Even after you’ve forgiven yourself, you may have a hard time coming to terms with your past mistakes. Accept what you can’t change. Remind yourself that actions don’t define who you are. Getting stuck in the past makes it impossible to move forward to a better future.
Shush your inner critic.
Many people equate their inner critic with a voice of reason. They think their inner critic is simply speaking the truth. But if you wouldn’t say it to a loved one, it’s not honesty or sincerity. It’s unwarranted — and harsh — judgment.
To quiet your inner critic, Marter suggested choosing a realistic mantra. “I believe in the power of mantra and encourage clients to select a mantra that is normalizing, calming and encouraging during times when the inner critic rears its ugly head,” she said. For example, you could use: “I am only human, I am doing the best that I can and that is all I can do,” she said.
As Marter said, “Our mistakes and our imperfections are not bad or wrong or failures–they are the fingerprints of humanity and opportunities for learning, healing, and growth.”
Resolve to Live with More Care.
We all make mistakes. By vowing not to repeat them, you’ll have an easier time making amends with what’s been done while being hopeful about what’s to come.
Be kind to yourself.
Many people are hesitant to show even a shred of self-kindness because they see it as selfish or undeserved. But the key to self-compassion is “to understand that weakness and frailty are part of the human experience,” according to Deborah Serani, PsyD, a psychologist, and author of Living with Depression. “Coming to accept who you are involves loving yourself because of your flaws, not in spite of them,” she said.

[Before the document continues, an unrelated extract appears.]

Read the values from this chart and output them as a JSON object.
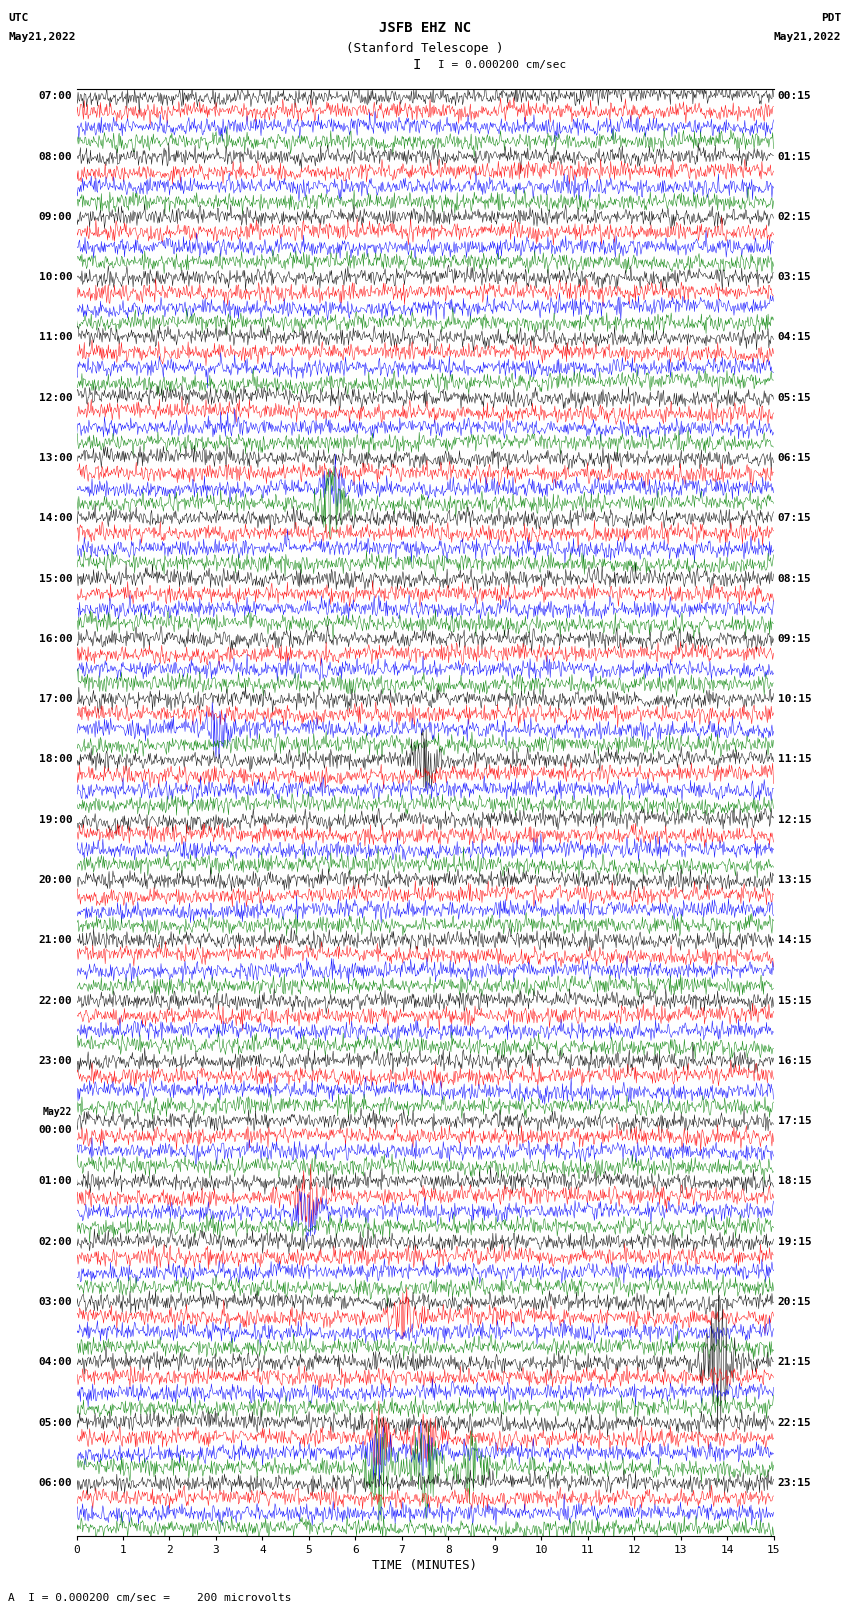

Writing down your thoughts will help you not only to release that pent up emotions but to let yourself see your mistakes from another perspective. Every time you feel guilty jots it down in a journal. Track the way you feel and why so. Get to understand the source of your guilt better and you will soon learn to distance yourself from it.

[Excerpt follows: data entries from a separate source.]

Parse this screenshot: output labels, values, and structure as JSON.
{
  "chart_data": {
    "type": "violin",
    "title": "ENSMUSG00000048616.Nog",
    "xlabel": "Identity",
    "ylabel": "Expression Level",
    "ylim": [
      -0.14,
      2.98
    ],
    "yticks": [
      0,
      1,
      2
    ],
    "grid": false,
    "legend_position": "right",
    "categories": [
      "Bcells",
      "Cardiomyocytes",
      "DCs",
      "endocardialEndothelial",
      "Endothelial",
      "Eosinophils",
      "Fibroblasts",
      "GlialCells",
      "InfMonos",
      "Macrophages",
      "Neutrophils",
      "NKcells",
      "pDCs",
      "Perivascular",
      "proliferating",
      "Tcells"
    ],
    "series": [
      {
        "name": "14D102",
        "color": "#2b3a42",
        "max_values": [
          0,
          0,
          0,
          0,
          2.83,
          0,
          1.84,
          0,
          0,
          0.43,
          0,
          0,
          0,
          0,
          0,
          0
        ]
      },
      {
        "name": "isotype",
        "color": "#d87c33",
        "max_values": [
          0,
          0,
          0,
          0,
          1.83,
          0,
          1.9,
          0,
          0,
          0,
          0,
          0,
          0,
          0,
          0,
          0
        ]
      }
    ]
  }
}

Self forgiveness is one of the most precious gifts we can give to ourselves. A gift that will not only will bring peace into our hearts, but it will also transform our lives and the lives of those we come in contact with.

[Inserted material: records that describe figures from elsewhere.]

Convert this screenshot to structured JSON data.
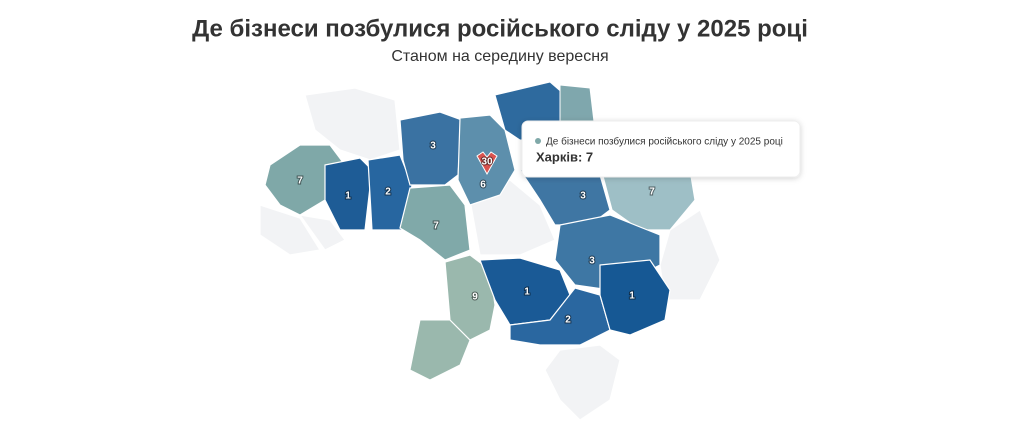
{
  "title": "Де бізнеси позбулися російського сліду у 2025 році",
  "subtitle": "Станом на середину вересня",
  "regions": [
    {
      "value": 7,
      "color": "#7fa8a8"
    },
    {
      "value": 1,
      "color": "#1e5c96"
    },
    {
      "value": 2,
      "color": "#2766a0"
    },
    {
      "value": 3,
      "color": "#3a72a2"
    },
    {
      "value": 6,
      "color": "#5d8fac"
    },
    {
      "value": 7,
      "color": "#80a9a9"
    },
    {
      "value": 3,
      "color": "#3f76a3"
    },
    {
      "value": 7,
      "color": "#9ebfc6"
    },
    {
      "value": 3,
      "color": "#3e77a4"
    },
    {
      "value": 9,
      "color": "#9ab8ad"
    },
    {
      "value": 1,
      "color": "#1a5a96"
    },
    {
      "value": 2,
      "color": "#2a67a0"
    },
    {
      "value": 1,
      "color": "#165894"
    },
    {
      "value": 30,
      "color": "#d9534f"
    }
  ],
  "tooltip": {
    "series": "Де бізнеси позбулися російського сліду у 2025 році",
    "label": "Харків: 7"
  }
}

“Inner peace can be reached only when we practice forgiveness. Forgiveness is letting go of the past, and is therefore the means of correcting our misperceptions.” ~ Gerald Jampolsky
To give yourself the gift of self-forgiveness is to make room in your heart for love, allowing yourself to receive love from yourself and from those around you.
Being grateful—or having gratitude—for the past can positively affect your future. Research has shown that people who think about the past in an optimistic way have increased capacity for happiness.
You might experience a variety of feelings when thinking about the past—from pride, satisfaction and contentment to bitterness and anger. These feelings are all actually controlled by your memories, which you can manage.
If you have bad memories, you might be able to change them to neutral or good feelings by challenging your thinking or through forgiveness.